Autre créneau sur lequel travaille Cocorette depuis cette année : la poule au sol, depuis sa reprise  de la marque «Poule heureuse». Un contrat a déjà été signé avec Carrefour, et d’autres marques devraient suivre. «Cela démarre pas trop mal. On va continuer à proposer cette marque à la grande distribution pour 2019», commente Pascal Lemaire. Le PDG pense que c’est une piste intéressante dans la mesure où, suivant la stratégie du CNPO, d’ici 2022, neuf millions de poules en cages devraient sortir du marché pour être remplacées par le même nombre de poules en systèmes alternatifs.
«Mettre toutes les poules dehors, il ne faut pas rêver, ne serait-ce que parce que le coût de la terre est trop élevé.
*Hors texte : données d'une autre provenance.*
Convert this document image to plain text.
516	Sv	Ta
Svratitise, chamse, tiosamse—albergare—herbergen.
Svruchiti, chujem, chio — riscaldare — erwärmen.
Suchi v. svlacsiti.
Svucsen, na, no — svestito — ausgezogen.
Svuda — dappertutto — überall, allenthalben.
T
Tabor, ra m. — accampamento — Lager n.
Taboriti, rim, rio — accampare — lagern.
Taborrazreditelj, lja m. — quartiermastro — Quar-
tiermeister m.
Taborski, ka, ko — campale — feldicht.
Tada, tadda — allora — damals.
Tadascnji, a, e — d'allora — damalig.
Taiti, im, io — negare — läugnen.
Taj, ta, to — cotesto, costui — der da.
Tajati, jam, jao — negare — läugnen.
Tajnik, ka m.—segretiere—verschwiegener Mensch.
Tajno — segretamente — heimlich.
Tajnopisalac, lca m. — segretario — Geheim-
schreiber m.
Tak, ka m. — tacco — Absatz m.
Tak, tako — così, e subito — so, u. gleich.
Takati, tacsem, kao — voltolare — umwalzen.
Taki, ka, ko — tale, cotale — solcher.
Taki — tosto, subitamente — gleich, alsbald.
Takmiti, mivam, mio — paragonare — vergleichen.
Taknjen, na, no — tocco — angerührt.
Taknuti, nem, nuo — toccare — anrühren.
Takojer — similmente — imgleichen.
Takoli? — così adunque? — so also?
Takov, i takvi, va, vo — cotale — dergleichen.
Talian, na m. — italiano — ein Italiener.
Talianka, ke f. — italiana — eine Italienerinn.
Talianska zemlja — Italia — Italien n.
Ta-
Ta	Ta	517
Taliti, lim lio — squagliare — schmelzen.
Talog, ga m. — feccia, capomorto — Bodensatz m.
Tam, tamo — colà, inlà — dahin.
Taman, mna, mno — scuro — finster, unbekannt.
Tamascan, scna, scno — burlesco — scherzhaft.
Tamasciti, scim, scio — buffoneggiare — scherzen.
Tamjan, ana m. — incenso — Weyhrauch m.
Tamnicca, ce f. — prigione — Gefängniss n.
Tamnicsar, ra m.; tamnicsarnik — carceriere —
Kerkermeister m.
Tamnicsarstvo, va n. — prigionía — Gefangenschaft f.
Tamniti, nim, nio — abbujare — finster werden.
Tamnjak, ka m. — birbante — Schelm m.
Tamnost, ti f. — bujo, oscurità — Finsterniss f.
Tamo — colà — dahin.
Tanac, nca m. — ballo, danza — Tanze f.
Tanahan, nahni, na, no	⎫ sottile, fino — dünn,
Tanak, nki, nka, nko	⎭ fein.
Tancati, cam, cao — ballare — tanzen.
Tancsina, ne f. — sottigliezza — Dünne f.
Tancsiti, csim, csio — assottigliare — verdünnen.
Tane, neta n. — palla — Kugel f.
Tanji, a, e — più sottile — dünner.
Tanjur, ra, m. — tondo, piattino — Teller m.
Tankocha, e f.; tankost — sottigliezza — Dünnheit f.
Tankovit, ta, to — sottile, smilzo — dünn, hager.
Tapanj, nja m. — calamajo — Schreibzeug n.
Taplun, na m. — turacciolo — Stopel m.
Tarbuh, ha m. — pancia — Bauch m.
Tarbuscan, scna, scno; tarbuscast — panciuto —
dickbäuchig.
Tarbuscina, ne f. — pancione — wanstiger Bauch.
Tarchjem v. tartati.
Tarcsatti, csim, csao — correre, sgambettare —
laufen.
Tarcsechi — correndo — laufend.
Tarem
Aussi la poule au sol avec jardin est-elle une option intéressante pour que les éleveurs de poules en cages puissent faire évoluer leur système sans trop de casse. J’y crois dur comme fer», dit-il. Même si le marché se développe timidement, selon lui, il y a donc une carte à jouer.
Reste que le marché est compliqué, d’une part avec la problématique des poules pondeuses en cages, qui représentent encore 63 % du marché de la production d’œufs en France, mais aussi en raison du prix de l’aliment très fluctuant (l’aliment représentant 60 % du prix de revient de l’œuf, ndlr). «Certains distributeurs ne veulent pas entendre parler d’une hausse du prix de l’œuf. De notre côté, nous essayons de passer avec certains un contrat filière, incluant un prix de l’œuf indexé sur les matières premières, et des contrats sur la durée. Nous y sommes arrivés, pour le moment, avec Carrefour et Auchan», indique Pascal Lemaire. Là encore, Cocorette a un coup d’avance.



Chiffres clés du groupe :
6 sites de conditionnement (Doullens, Breteuil, Arras, Valence, Montauban, Nancy) et une casserie d’œufs en Bretagne
600 : c’est le nombre d’éleveurs en contrat avec Cocorette
800 à 900 millions : le volume d’œufs collectés par Cocorette
3 000 à 30 000 poules : la fourchette de la taille des élevages
30 % : c’est le pourcentage de production pour les œufs plein air, les œufs bio et les œufs Label Rouge
10 % : c’est le pourcentage d’œufs produits par des poules au sol
Plus de 100 M : c’est le chiffre d’affaires réalisé en 2018


D’One au groupe Cocorette

1996 : premier bâtiment de production à Boffles, dans le Pas-de-Calais
2003 : création d’Œufs Nord Europe (One)
2010 : lancement du site de Doullens, dans la Somme, premier centre de conditionnement d’œufs alternatifs en France, pouvant traiter aujourd’hui 500 millions d’œufs par an, et de l’usine d’aliments Cap Bio Nord, dans la zone d’activité de Rouval
2014 : robotisation du site de conditionnement
2016 : acquisition de l’entreprise Cocorette
2017 : reprise d’une usine d’ovoproduits dans le Finistère. A cette occasion, le groupe Even entre dans le capital du groupe, mais d’une façon très minoritaire
2018 : en février, le groupe lance une campagne de recrutement nationale, via un site internet dédié, poule-emploi.fr. Cette campagne a été récompensée par le magazine Stratégies, qui lui a décerné, en octobre dernier, l’Or des Grands prix Stratégies, dans la catégorie «Sites éditoriaux, plateformes de marque».